The chief marketing officer’s role is undergoing a massive shift that matches the shift we’re seeing to a mobile and social online world. The Internet, social media and the turmoil of the publishing industry have radically altered how we connect with customers and prospects.

Now, thanks to Facebook and Twitter, your brand is shaped by what customers say about you and by how you respond to that public conversation.

As marketers, it’s our job to chart the path for brand awareness and relevance in this new landscape. To make that happen in today’s social, mobile and real-time world — which we at Salesforce.com call Cloud 2 — CMOs need to be adaptable. They need to be willing to try new strategies, enlist new talent and hear others’ perspectives. The most effective way to achieve those goals is by using enterprise social networks internally.

Take Saatchi & Saatchi, a creative advertising agency that wanted a central workspace where creative professionals throughout its seven offices could swap ideas and best practices, streamline project management, and see what others were working on.

By applying social applications within their organization, Saatchi & Saatchi has been able to crowd-source campaigns and materials, create workflows, and share tactics and successes they might not otherwise have known about. They have found new ideas and creativity in unexpected places, which enables the agency to reuse campaigns, materials and strategies across markets.

Collaboration through social networks for the enterprise enable companies to act with far greater speed and flexibility. I employ this within our own marketing department, and it lets me follow lead conversion with our sales organization. That means I can follow big deals and collaborate directly with a sales representative. I also can follow campaign results, see what works and doesn’t and confer across my team. My team and I can easily create new and update existing marketing materials that everyone can share and see as a single source. 

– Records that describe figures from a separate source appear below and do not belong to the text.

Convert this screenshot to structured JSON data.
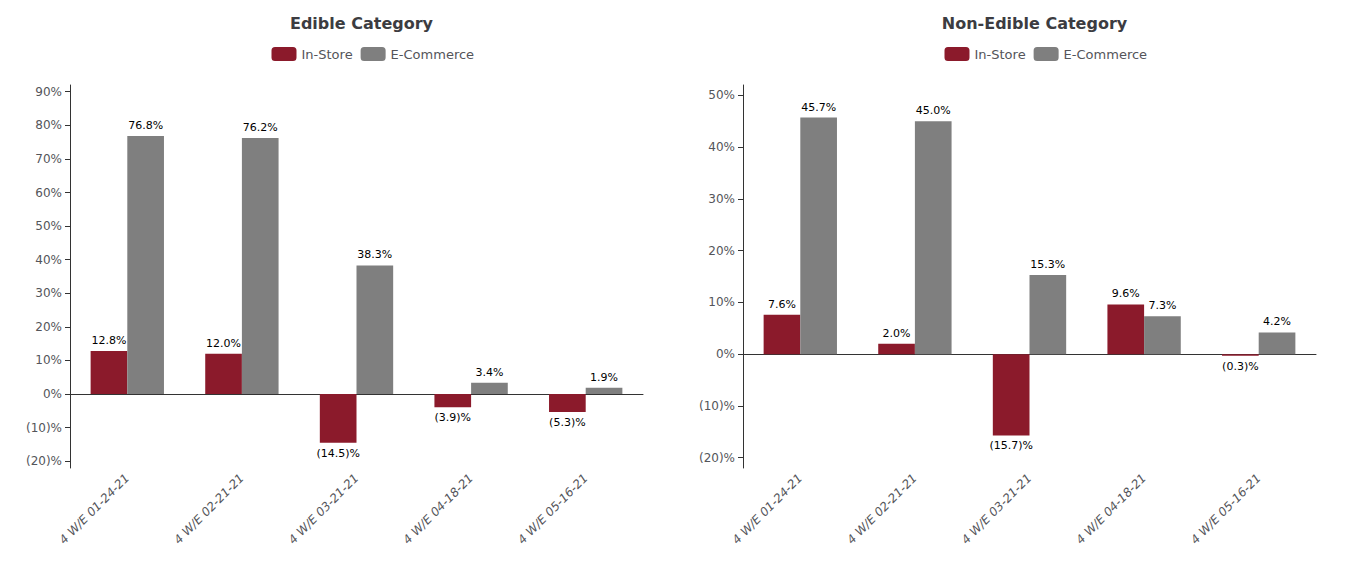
{
  "chart_data": [
    {
      "type": "bar",
      "title": "Edible Category",
      "categories": [
        "4 W/E 01-24-21",
        "4 W/E 02-21-21",
        "4 W/E 03-21-21",
        "4 W/E 04-18-21",
        "4 W/E 05-16-21"
      ],
      "series": [
        {
          "name": "In-Store",
          "color": "#8B1A2B",
          "values": [
            12.8,
            12.0,
            -14.5,
            -3.9,
            -5.3
          ],
          "value_labels": [
            "12.8%",
            "12.0%",
            "(14.5)%",
            "(3.9)%",
            "(5.3)%"
          ]
        },
        {
          "name": "E-Commerce",
          "color": "#7F7F7F",
          "values": [
            76.8,
            76.2,
            38.3,
            3.4,
            1.9
          ],
          "value_labels": [
            "76.8%",
            "76.2%",
            "38.3%",
            "3.4%",
            "1.9%"
          ]
        }
      ],
      "ylim": [
        -22,
        92
      ],
      "yticks": [
        {
          "value": -20,
          "label": "(20)%"
        },
        {
          "value": -10,
          "label": "(10)%"
        },
        {
          "value": 0,
          "label": "0%"
        },
        {
          "value": 10,
          "label": "10%"
        },
        {
          "value": 20,
          "label": "20%"
        },
        {
          "value": 30,
          "label": "30%"
        },
        {
          "value": 40,
          "label": "40%"
        },
        {
          "value": 50,
          "label": "50%"
        },
        {
          "value": 60,
          "label": "60%"
        },
        {
          "value": 70,
          "label": "70%"
        },
        {
          "value": 80,
          "label": "80%"
        },
        {
          "value": 90,
          "label": "90%"
        }
      ],
      "grid": false,
      "legend": "top",
      "data_labels": true
    },
    {
      "type": "bar",
      "title": "Non-Edible Category",
      "categories": [
        "4 W/E 01-24-21",
        "4 W/E 02-21-21",
        "4 W/E 03-21-21",
        "4 W/E 04-18-21",
        "4 W/E 05-16-21"
      ],
      "series": [
        {
          "name": "In-Store",
          "color": "#8B1A2B",
          "values": [
            7.6,
            2.0,
            -15.7,
            9.6,
            -0.3
          ],
          "value_labels": [
            "7.6%",
            "2.0%",
            "(15.7)%",
            "9.6%",
            "(0.3)%"
          ]
        },
        {
          "name": "E-Commerce",
          "color": "#7F7F7F",
          "values": [
            45.7,
            45.0,
            15.3,
            7.3,
            4.2
          ],
          "value_labels": [
            "45.7%",
            "45.0%",
            "15.3%",
            "7.3%",
            "4.2%"
          ]
        }
      ],
      "ylim": [
        -22,
        52
      ],
      "yticks": [
        {
          "value": -20,
          "label": "(20)%"
        },
        {
          "value": -10,
          "label": "(10)%"
        },
        {
          "value": 0,
          "label": "0%"
        },
        {
          "value": 10,
          "label": "10%"
        },
        {
          "value": 20,
          "label": "20%"
        },
        {
          "value": 30,
          "label": "30%"
        },
        {
          "value": 40,
          "label": "40%"
        },
        {
          "value": 50,
          "label": "50%"
        }
      ],
      "grid": false,
      "legend": "top",
      "data_labels": true
    }
  ]
}
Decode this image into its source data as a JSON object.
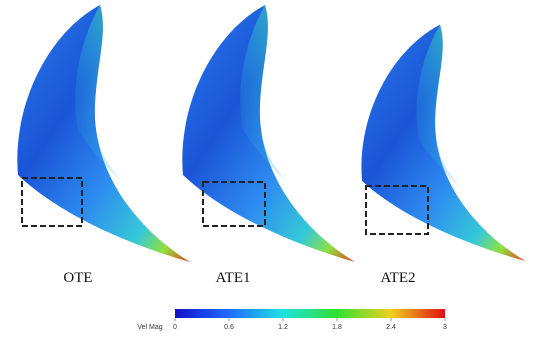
{
  "panels": [
    {
      "label": "OTE"
    },
    {
      "label": "ATE1"
    },
    {
      "label": "ATE2"
    }
  ],
  "colorbar": {
    "label": "Vel Mag",
    "lim": [
      0,
      3
    ],
    "ticks": [
      0,
      0.6,
      1.2,
      1.8,
      2.4,
      3
    ]
  }
}
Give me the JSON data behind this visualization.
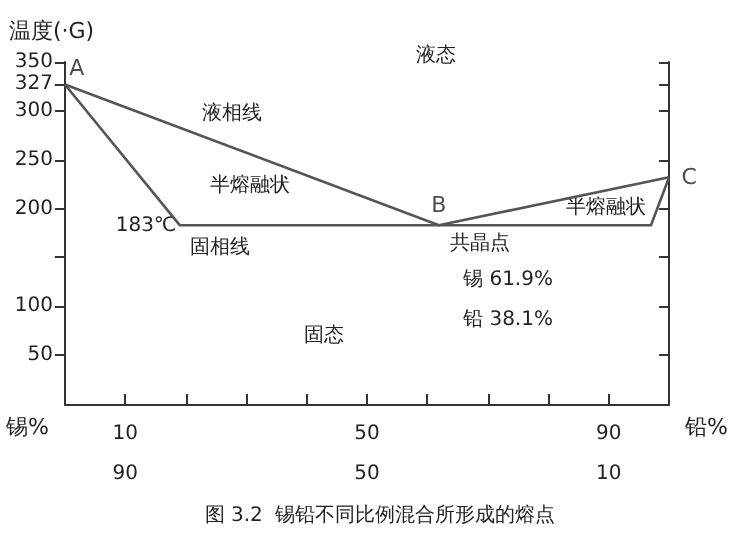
{
  "chart_data": {
    "type": "line",
    "ylabel": "温度(·G)",
    "xlabel": "锡%",
    "x2label": "铅%",
    "xlim": [
      0,
      100
    ],
    "xticks": [
      {
        "value": 0,
        "label": null
      },
      {
        "value": 10,
        "label": "10"
      },
      {
        "value": 20,
        "label": null
      },
      {
        "value": 30,
        "label": null
      },
      {
        "value": 40,
        "label": null
      },
      {
        "value": 50,
        "label": "50"
      },
      {
        "value": 60,
        "label": null
      },
      {
        "value": 70,
        "label": null
      },
      {
        "value": 80,
        "label": null
      },
      {
        "value": 90,
        "label": "90"
      },
      {
        "value": 100,
        "label": null
      }
    ],
    "x2lim": [
      100,
      0
    ],
    "x2ticks": [
      90,
      50,
      10
    ],
    "ylim": [
      0,
      350
    ],
    "yticks": [
      50,
      100,
      {
        "value": 150,
        "label": null
      },
      200,
      250,
      300,
      327,
      350
    ],
    "series": [
      {
        "color": "#555555",
        "x": [
          0,
          61.9,
          100
        ],
        "values": [
          327,
          183,
          232
        ]
      },
      {
        "color": "#555555",
        "x": [
          0,
          19,
          97,
          100
        ],
        "values": [
          327,
          183,
          183,
          232
        ]
      }
    ],
    "annotations": [
      {
        "text": "A",
        "x": 0,
        "y": 327
      },
      {
        "text": "B",
        "x": 61.9,
        "y": 183
      },
      {
        "text": "C",
        "x": 100,
        "y": 232
      },
      "液态",
      "液相线",
      "半熔融状",
      "183℃",
      "固相线",
      "共晶点",
      "锡 61.9%",
      "铅 38.1%",
      "固态",
      "半熔融状",
      "图 3.2  锡铅不同比例混合所形成的熔点"
    ],
    "grid": false,
    "marker": "none",
    "line_style": "solid"
  }
}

We share a wide variety of ideas, tactics, documents and customer stories. Best of all, others across my company can chime in with their own contributions. It’s true organizational intelligence and true democratization of information, which I use to build better campaigns and promote all of our campaign success throughout the company. 

Clearly, social networking for the enterprise has created a new organizational structure that bridges barriers, jumpstarts creative thinking and gives marketers unfettered access to creativity from unexpected sources. Successful CMOs will be the ones who use that new structure to their own advantage.